Folch, cuyo segundo apellido era Rusiñol, era hermano de un destacado químico y sobrino nieto de Santiago Rusiñol, el pintor y escritor modernista. Su relación con el mundo del arte y la inteligencia le venía, pues, de familia. Vivió tan poco que solo tuvo tiempo de publicar un libro, Creso Livio, en edición privada, que supongo también pagaría su padre, en 1947 (y de la que hoy Iberlibro solo ofrece un ejemplar, por 150 euros; yo pagué 25 por sus Poemas). Pero tanto en este volumen como en las demás composiciones reunidas en Poemas, Folch demuestra una ímpetu, una pujanza, que, de haber llegado a materializarse, lo habría situado en el centro de aquella Escuela de Barcelona del medio siglo, en la que militaron Gil de Biedma, Barral, José Agustín Goytisolo y Alfonso Costafreda, entre otros. De hecho, Creso Livio se considera el primer libro de esa generación, y Carlos Barral y Alberto Oliart, de quienes Folch era compañero en la facultad de Derecho de la Universidad de Barcelona, firman el prólogo de Poemas, aunque solo con las iniciales.

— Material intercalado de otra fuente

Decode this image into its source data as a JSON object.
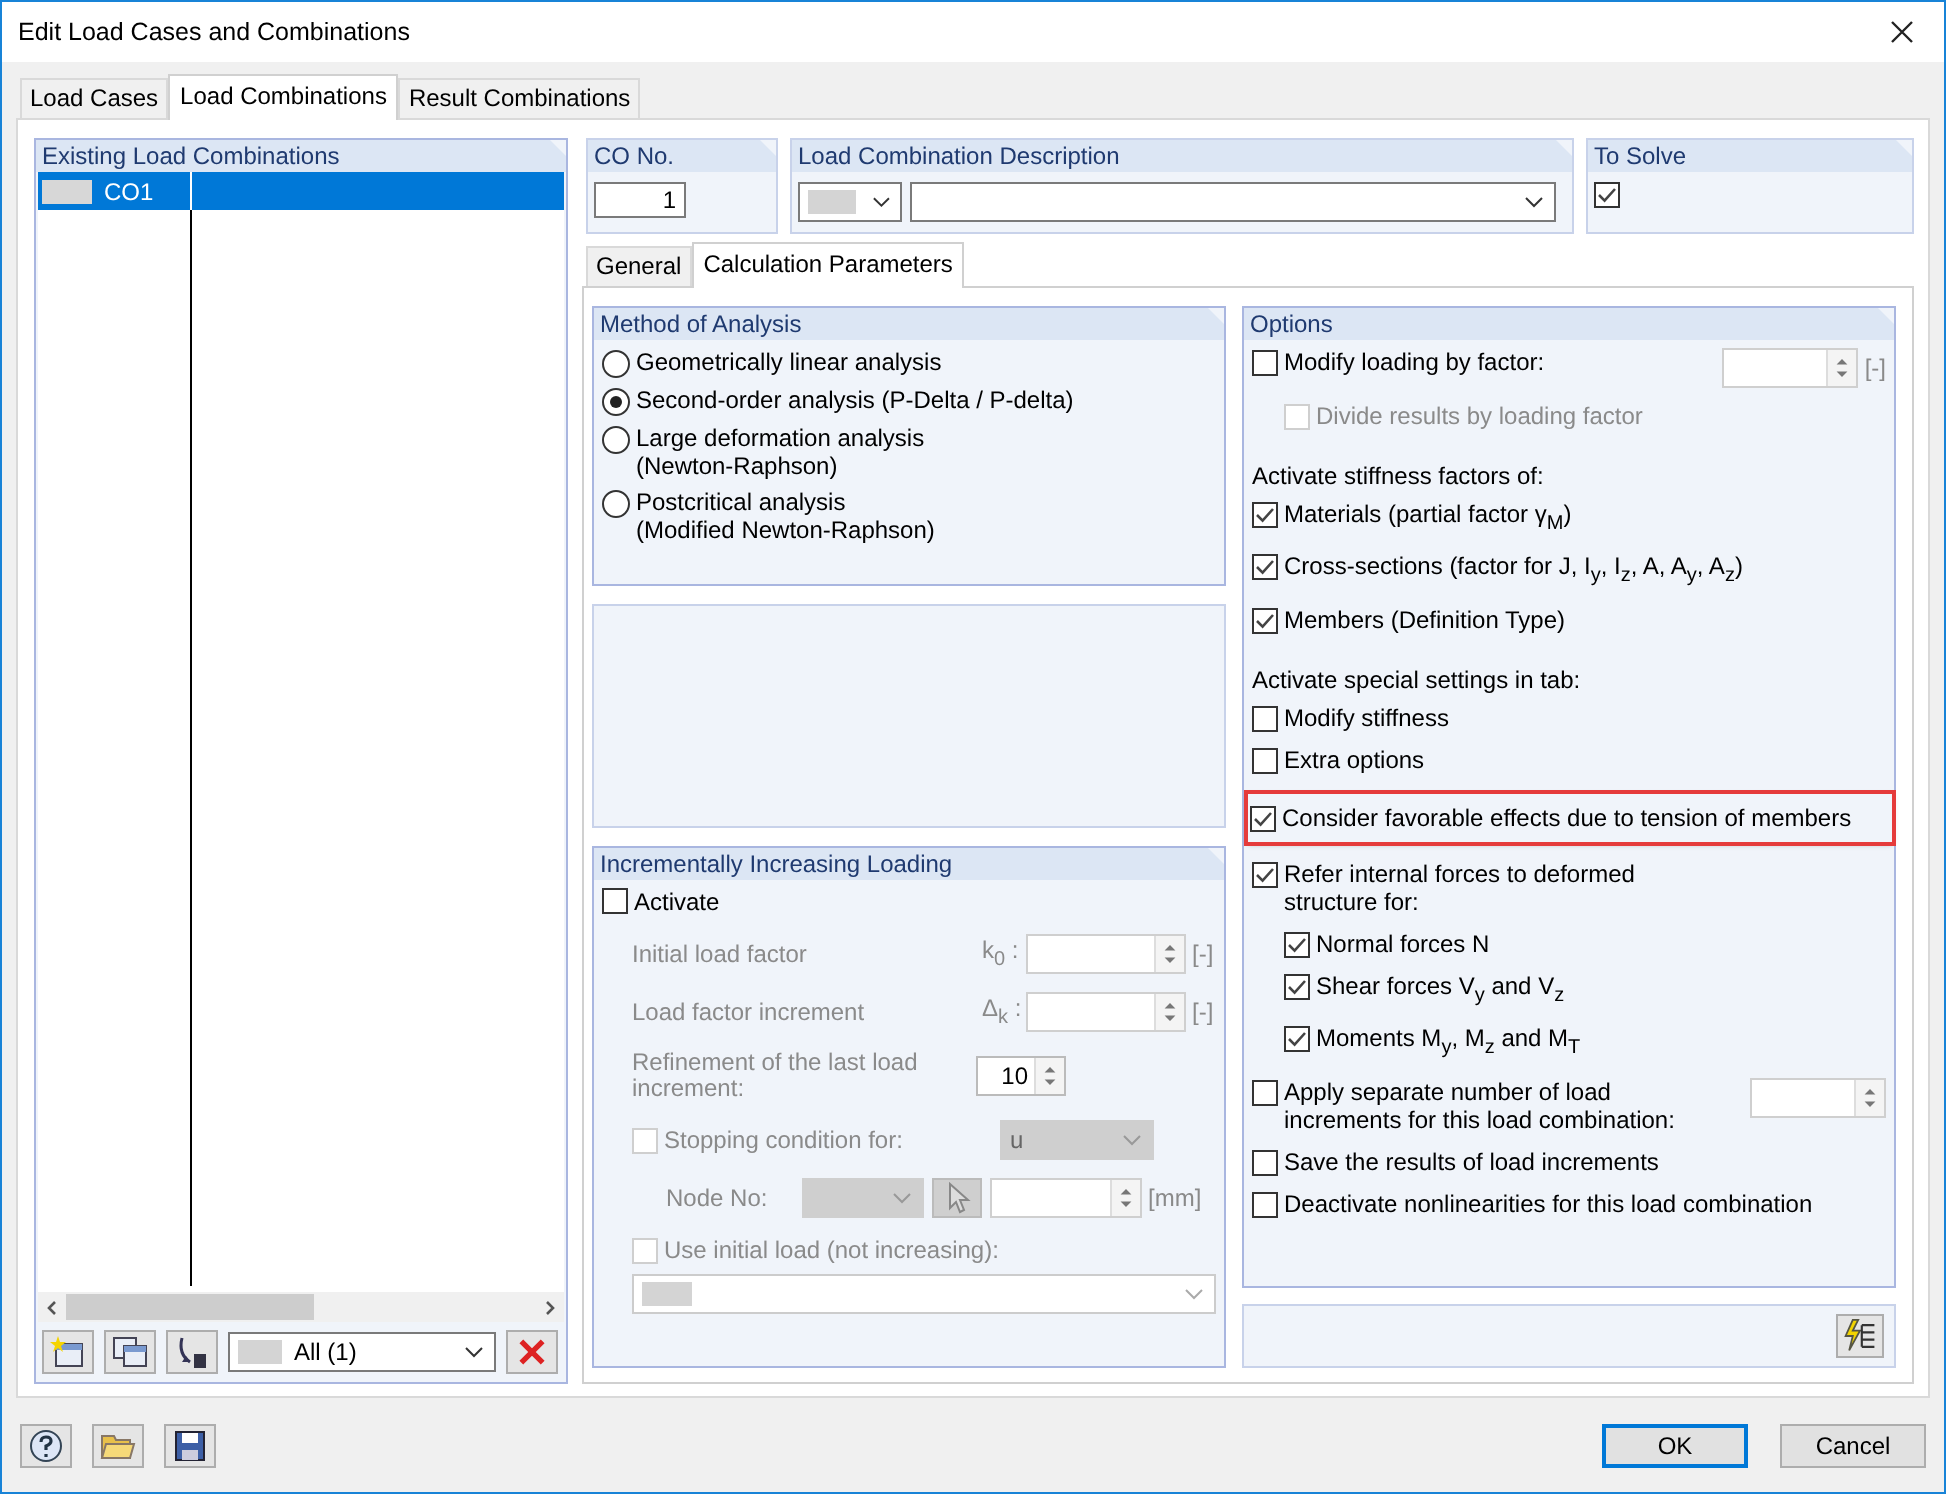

Oliart revela en él: «Se metió en las alcantarillas para ensordecer con el estruendo de sus misteriosas y profundas resonancias –solía contarme cómo repercutían allá abajo, en el mundo muerto, los pasos de los de arriba, de los del mundo vivo». El interés de Folch por las cloacas cuajó en un romance de Poemas, «Tomás el alcantarillero», que empieza así: «Miradle cómo se acerca / jorobado y macilento, / chapoteando las botas / en el canalillo fétido, / los hombros van golpeando / las paredes del estrecho / pasadizo: telarañas / han tapizado su cuerpo; / las que cuelgan va quemando / con la llama del mechero». En la siguiente estrofa resuena aquella experiencia de los ruidos del mundo exterior oídos en las tinieblas del interior: «Sus oídos embriagados / en los repetidos ecos / de las tapas golpeadas / por las ruedas…».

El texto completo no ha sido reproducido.